On that note, like I already stated, we see a lot of unsavory behavior. Regardless of where you are at, if you act like an asshole you will be kicked out. If you challenge your bartender because “the customer is always right,” you are mistaken. This is not Starbucks. We are very quick to cut you off and kick you out while making a spectacle so everyone can make you feel embarrassed and probably cheer. My favorite is when people get shitty because the bar is busy. You will literally never get a drink if you get shitty. We serve the people that look ready, have their money ready, and are waiting quietly. But, Becky with the good hair snapping her fingers and talking about slow service will only get her ass handed to her by a bartender for being rude.
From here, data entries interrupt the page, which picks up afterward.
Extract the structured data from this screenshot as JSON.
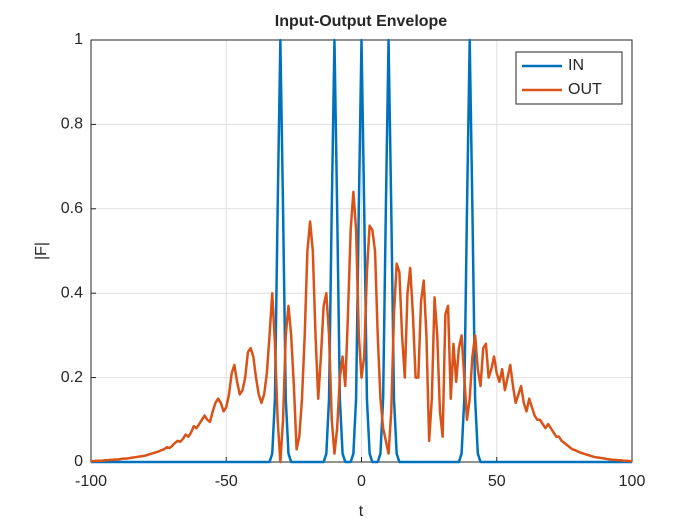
{
  "chart_data": {
    "type": "line",
    "title": "Input-Output Envelope",
    "x_label": "t",
    "y_label": "|F|",
    "x": [
      -100,
      -99,
      -98,
      -97,
      -96,
      -95,
      -94,
      -93,
      -92,
      -91,
      -90,
      -89,
      -88,
      -87,
      -86,
      -85,
      -84,
      -83,
      -82,
      -81,
      -80,
      -79,
      -78,
      -77,
      -76,
      -75,
      -74,
      -73,
      -72,
      -71,
      -70,
      -69,
      -68,
      -67,
      -66,
      -65,
      -64,
      -63,
      -62,
      -61,
      -60,
      -59,
      -58,
      -57,
      -56,
      -55,
      -54,
      -53,
      -52,
      -51,
      -50,
      -49,
      -48,
      -47,
      -46,
      -45,
      -44,
      -43,
      -42,
      -41,
      -40,
      -39,
      -38,
      -37,
      -36,
      -35,
      -34,
      -33,
      -32,
      -31,
      -30,
      -29,
      -28,
      -27,
      -26,
      -25,
      -24,
      -23,
      -22,
      -21,
      -20,
      -19,
      -18,
      -17,
      -16,
      -15,
      -14,
      -13,
      -12,
      -11,
      -10,
      -9,
      -8,
      -7,
      -6,
      -5,
      -4,
      -3,
      -2,
      -1,
      0,
      1,
      2,
      3,
      4,
      5,
      6,
      7,
      8,
      9,
      10,
      11,
      12,
      13,
      14,
      15,
      16,
      17,
      18,
      19,
      20,
      21,
      22,
      23,
      24,
      25,
      26,
      27,
      28,
      29,
      30,
      31,
      32,
      33,
      34,
      35,
      36,
      37,
      38,
      39,
      40,
      41,
      42,
      43,
      44,
      45,
      46,
      47,
      48,
      49,
      50,
      51,
      52,
      53,
      54,
      55,
      56,
      57,
      58,
      59,
      60,
      61,
      62,
      63,
      64,
      65,
      66,
      67,
      68,
      69,
      70,
      71,
      72,
      73,
      74,
      75,
      76,
      77,
      78,
      79,
      80,
      81,
      82,
      83,
      84,
      85,
      86,
      87,
      88,
      89,
      90,
      91,
      92,
      93,
      94,
      95,
      96,
      97,
      98,
      99,
      100
    ],
    "series": [
      {
        "name": "IN",
        "color": "#0072BD",
        "values": [
          0,
          0,
          0,
          0,
          0,
          0,
          0,
          0,
          0,
          0,
          0,
          0,
          0,
          0,
          0,
          0,
          0,
          0,
          0,
          0,
          0,
          0,
          0,
          0,
          0,
          0,
          0,
          0,
          0,
          0,
          0,
          0,
          0,
          0,
          0,
          0,
          0,
          0,
          0,
          0,
          0,
          0,
          0,
          0,
          0,
          0,
          0,
          0,
          0,
          0,
          0,
          0,
          0,
          0,
          0,
          0,
          0,
          0,
          0,
          0,
          0,
          0,
          0,
          0,
          0,
          0,
          0,
          0.02,
          0.15,
          0.6,
          1,
          0.6,
          0.15,
          0.02,
          0,
          0,
          0,
          0,
          0,
          0,
          0,
          0,
          0,
          0,
          0,
          0,
          0,
          0.02,
          0.15,
          0.6,
          1,
          0.6,
          0.15,
          0.02,
          0,
          0,
          0,
          0.02,
          0.15,
          0.6,
          1,
          0.6,
          0.15,
          0.02,
          0,
          0,
          0,
          0.02,
          0.15,
          0.6,
          1,
          0.6,
          0.15,
          0.02,
          0,
          0,
          0,
          0,
          0,
          0,
          0,
          0,
          0,
          0,
          0,
          0,
          0,
          0,
          0,
          0,
          0,
          0,
          0,
          0,
          0,
          0,
          0,
          0.02,
          0.15,
          0.6,
          1,
          0.6,
          0.15,
          0.02,
          0,
          0,
          0,
          0,
          0,
          0,
          0,
          0,
          0,
          0,
          0,
          0,
          0,
          0,
          0,
          0,
          0,
          0,
          0,
          0,
          0,
          0,
          0,
          0,
          0,
          0,
          0,
          0,
          0,
          0,
          0,
          0,
          0,
          0,
          0,
          0,
          0,
          0,
          0,
          0,
          0,
          0,
          0,
          0,
          0,
          0,
          0,
          0,
          0,
          0,
          0,
          0,
          0,
          0,
          0,
          0,
          0
        ]
      },
      {
        "name": "OUT",
        "color": "#D95319",
        "values": [
          0.002,
          0.002,
          0.003,
          0.003,
          0.003,
          0.004,
          0.004,
          0.005,
          0.005,
          0.006,
          0.006,
          0.007,
          0.008,
          0.008,
          0.009,
          0.01,
          0.011,
          0.012,
          0.013,
          0.014,
          0.015,
          0.017,
          0.019,
          0.021,
          0.023,
          0.025,
          0.028,
          0.03,
          0.035,
          0.033,
          0.038,
          0.045,
          0.05,
          0.048,
          0.055,
          0.065,
          0.06,
          0.07,
          0.085,
          0.08,
          0.09,
          0.1,
          0.11,
          0.1,
          0.095,
          0.12,
          0.14,
          0.15,
          0.14,
          0.12,
          0.13,
          0.16,
          0.21,
          0.23,
          0.19,
          0.16,
          0.17,
          0.2,
          0.26,
          0.27,
          0.25,
          0.2,
          0.16,
          0.14,
          0.16,
          0.21,
          0.3,
          0.4,
          0.28,
          0.1,
          0.0,
          0.1,
          0.3,
          0.37,
          0.3,
          0.18,
          0.03,
          0.06,
          0.15,
          0.3,
          0.5,
          0.57,
          0.5,
          0.3,
          0.15,
          0.25,
          0.37,
          0.4,
          0.3,
          0.1,
          0.02,
          0.08,
          0.2,
          0.25,
          0.18,
          0.35,
          0.55,
          0.64,
          0.55,
          0.3,
          0.2,
          0.25,
          0.45,
          0.56,
          0.55,
          0.5,
          0.3,
          0.15,
          0.08,
          0.05,
          0.02,
          0.12,
          0.35,
          0.47,
          0.45,
          0.3,
          0.2,
          0.4,
          0.46,
          0.35,
          0.2,
          0.2,
          0.38,
          0.43,
          0.3,
          0.05,
          0.15,
          0.39,
          0.3,
          0.12,
          0.06,
          0.35,
          0.37,
          0.15,
          0.28,
          0.19,
          0.27,
          0.3,
          0.2,
          0.1,
          0.15,
          0.25,
          0.3,
          0.22,
          0.18,
          0.27,
          0.28,
          0.2,
          0.22,
          0.25,
          0.21,
          0.19,
          0.22,
          0.17,
          0.2,
          0.23,
          0.18,
          0.14,
          0.16,
          0.18,
          0.14,
          0.12,
          0.15,
          0.13,
          0.11,
          0.1,
          0.1,
          0.09,
          0.08,
          0.09,
          0.08,
          0.07,
          0.06,
          0.06,
          0.05,
          0.045,
          0.04,
          0.035,
          0.03,
          0.028,
          0.025,
          0.022,
          0.02,
          0.018,
          0.016,
          0.014,
          0.012,
          0.011,
          0.01,
          0.009,
          0.008,
          0.007,
          0.006,
          0.005,
          0.005,
          0.004,
          0.004,
          0.003,
          0.003,
          0.002,
          0.002
        ]
      }
    ],
    "xlim": [
      -100,
      100
    ],
    "xticks": [
      -100,
      -50,
      0,
      50,
      100
    ],
    "ylim": [
      0,
      1
    ],
    "yticks": [
      0,
      0.2,
      0.4,
      0.6,
      0.8,
      1
    ],
    "grid": true,
    "legend": "northeast"
  }
}
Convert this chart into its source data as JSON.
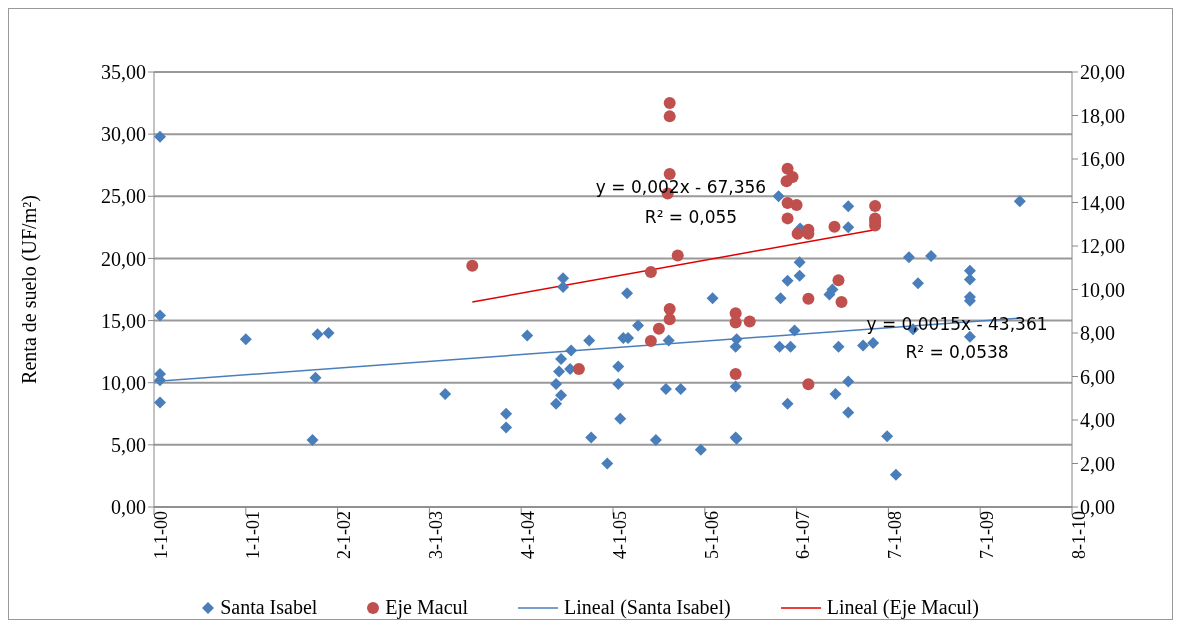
{
  "chart_data": {
    "type": "scatter",
    "ylabel": "Renta de suelo (UF/m²)",
    "xlim": [
      "2000-01-01",
      "2010-01-08"
    ],
    "xticks": [
      {
        "value": "2000-01-01",
        "label": "1-1-00"
      },
      {
        "value": "2001-01-01",
        "label": "1-1-01"
      },
      {
        "value": "2002-01-02",
        "label": "2-1-02"
      },
      {
        "value": "2003-01-03",
        "label": "3-1-03"
      },
      {
        "value": "2004-01-04",
        "label": "4-1-04"
      },
      {
        "value": "2005-01-04",
        "label": "4-1-05"
      },
      {
        "value": "2006-01-05",
        "label": "5-1-06"
      },
      {
        "value": "2007-01-06",
        "label": "6-1-07"
      },
      {
        "value": "2008-01-07",
        "label": "7-1-08"
      },
      {
        "value": "2009-01-07",
        "label": "7-1-09"
      },
      {
        "value": "2010-01-08",
        "label": "8-1-10"
      }
    ],
    "ylim": [
      0,
      35
    ],
    "yticks": [
      {
        "value": 0,
        "label": "0,00"
      },
      {
        "value": 5,
        "label": "5,00"
      },
      {
        "value": 10,
        "label": "10,00"
      },
      {
        "value": 15,
        "label": "15,00"
      },
      {
        "value": 20,
        "label": "20,00"
      },
      {
        "value": 25,
        "label": "25,00"
      },
      {
        "value": 30,
        "label": "30,00"
      },
      {
        "value": 35,
        "label": "35,00"
      }
    ],
    "y2lim": [
      0,
      20
    ],
    "y2ticks": [
      {
        "value": 0,
        "label": "0,00"
      },
      {
        "value": 2,
        "label": "2,00"
      },
      {
        "value": 4,
        "label": "4,00"
      },
      {
        "value": 6,
        "label": "6,00"
      },
      {
        "value": 8,
        "label": "8,00"
      },
      {
        "value": 10,
        "label": "10,00"
      },
      {
        "value": 12,
        "label": "12,00"
      },
      {
        "value": 14,
        "label": "14,00"
      },
      {
        "value": 16,
        "label": "16,00"
      },
      {
        "value": 18,
        "label": "18,00"
      },
      {
        "value": 20,
        "label": "20,00"
      }
    ],
    "grid": "y",
    "legend": "bottom",
    "series": [
      {
        "name": "Santa Isabel",
        "type": "scatter",
        "marker": "diamond",
        "color": "#4a7ebb",
        "x": [
          "2000-01-25",
          "2000-01-25",
          "2000-01-25",
          "2000-01-25",
          "2000-01-25",
          "2001-01-01",
          "2001-10-14",
          "2001-11-27",
          "2001-10-06",
          "2001-09-24",
          "2003-03-07",
          "2004-01-28",
          "2003-11-05",
          "2003-11-05",
          "2004-06-19",
          "2004-06-19",
          "2004-07-21",
          "2004-06-11",
          "2004-06-03",
          "2004-07-17",
          "2004-05-22",
          "2004-06-11",
          "2004-05-22",
          "2004-10-01",
          "2004-10-09",
          "2004-12-12",
          "2005-01-25",
          "2005-01-25",
          "2005-02-02",
          "2005-02-14",
          "2005-03-05",
          "2005-03-01",
          "2005-04-14",
          "2005-06-24",
          "2005-08-14",
          "2005-08-03",
          "2005-10-01",
          "2005-12-20",
          "2006-02-05",
          "2006-05-08",
          "2006-05-08",
          "2006-05-08",
          "2006-05-12",
          "2006-05-12",
          "2006-10-26",
          "2006-11-03",
          "2006-10-30",
          "2006-12-13",
          "2006-12-01",
          "2006-12-01",
          "2007-01-18",
          "2007-01-18",
          "2006-12-29",
          "2007-01-20",
          "2007-05-17",
          "2007-05-29",
          "2007-06-22",
          "2007-06-10",
          "2007-07-31",
          "2007-07-31",
          "2007-07-31",
          "2007-07-31",
          "2007-09-28",
          "2007-11-07",
          "2008-01-02",
          "2008-02-06",
          "2008-03-29",
          "2008-04-14",
          "2008-05-04",
          "2008-06-25",
          "2008-11-27",
          "2008-11-27",
          "2008-11-27",
          "2008-11-27",
          "2008-11-27",
          "2009-06-14"
        ],
        "values": [
          29.8,
          15.4,
          10.7,
          10.2,
          8.4,
          13.5,
          13.9,
          14.0,
          10.4,
          5.4,
          9.1,
          13.8,
          7.5,
          6.4,
          18.4,
          17.7,
          12.6,
          11.9,
          10.9,
          11.1,
          9.9,
          9.0,
          8.3,
          13.4,
          5.6,
          3.5,
          11.3,
          9.9,
          7.1,
          13.6,
          13.6,
          17.2,
          14.6,
          5.4,
          13.4,
          9.5,
          9.5,
          4.6,
          16.8,
          12.9,
          9.7,
          5.6,
          13.5,
          5.5,
          25.0,
          16.8,
          12.9,
          12.9,
          8.3,
          18.2,
          19.7,
          18.6,
          14.2,
          22.4,
          17.1,
          17.5,
          12.9,
          9.1,
          24.2,
          22.5,
          10.1,
          7.6,
          13.0,
          13.2,
          5.7,
          2.6,
          20.1,
          14.3,
          18.0,
          20.2,
          19.0,
          18.3,
          16.9,
          16.6,
          13.7,
          24.6
        ]
      },
      {
        "name": "Eje Macul",
        "type": "scatter",
        "marker": "circle",
        "axis": "y2",
        "color": "#c0504d",
        "x": [
          "2003-06-23",
          "2005-08-18",
          "2005-08-18",
          "2005-08-18",
          "2005-08-10",
          "2005-09-19",
          "2005-06-04",
          "2005-08-18",
          "2005-08-18",
          "2005-07-06",
          "2005-06-04",
          "2004-08-21",
          "2006-05-08",
          "2006-05-08",
          "2006-05-08",
          "2006-07-03",
          "2006-12-01",
          "2006-12-21",
          "2006-11-27",
          "2006-12-01",
          "2007-01-06",
          "2006-12-01",
          "2007-01-10",
          "2007-02-22",
          "2007-02-22",
          "2007-06-06",
          "2007-11-15",
          "2007-11-15",
          "2007-11-15",
          "2007-11-15",
          "2007-06-22",
          "2007-07-04",
          "2007-02-22",
          "2007-02-22"
        ],
        "values": [
          11.09,
          18.58,
          17.96,
          15.31,
          14.41,
          11.56,
          10.81,
          9.1,
          8.63,
          8.2,
          7.63,
          6.35,
          8.91,
          8.48,
          6.11,
          8.53,
          15.55,
          15.17,
          14.98,
          13.98,
          13.89,
          13.27,
          12.56,
          12.75,
          12.56,
          12.89,
          13.84,
          13.27,
          13.13,
          12.94,
          10.43,
          9.43,
          9.57,
          5.64
        ]
      },
      {
        "name": "Lineal (Santa Isabel)",
        "type": "line",
        "line_style": "solid",
        "marker": "none",
        "color": "#4a7ebb",
        "x": [
          "2000-01-01",
          "2009-06-14"
        ],
        "values": [
          10.1,
          15.2
        ]
      },
      {
        "name": "Lineal (Eje Macul)",
        "type": "line",
        "line_style": "solid",
        "marker": "none",
        "axis": "y2",
        "color": "#e00000",
        "x": [
          "2003-06-23",
          "2007-11-15"
        ],
        "values": [
          9.43,
          12.75
        ]
      }
    ],
    "annotations": [
      "y = 0,002x - 67,356",
      "R² = 0,055",
      "y = 0,0015x - 43,361",
      "R² = 0,0538"
    ]
  }
}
It is a common misconception that gets brought up often that bartenders are basically losers with no life skill. In reality, most bartenders are educated, have been to college, maybe own a business, have another job, are in school, etc. I know MANY school teachers that bartend. I hope this puts things into perspective for some people. Your child’s teacher cannot pay their bills so they are bartending and they get treated like shit.
There is definitely an upside to working in a bar. It is cash. *Of course we all pay taxes on the cash. But, the cash is so nice to put away in a drawer for a rainy day or use as your “fun” money or maybe just pay down your debt.
I think everyone should work in the hospitality industry at least once. It will make your next outing more relatable. These are just a few of my thoughts on bartending. It has been a fun ride.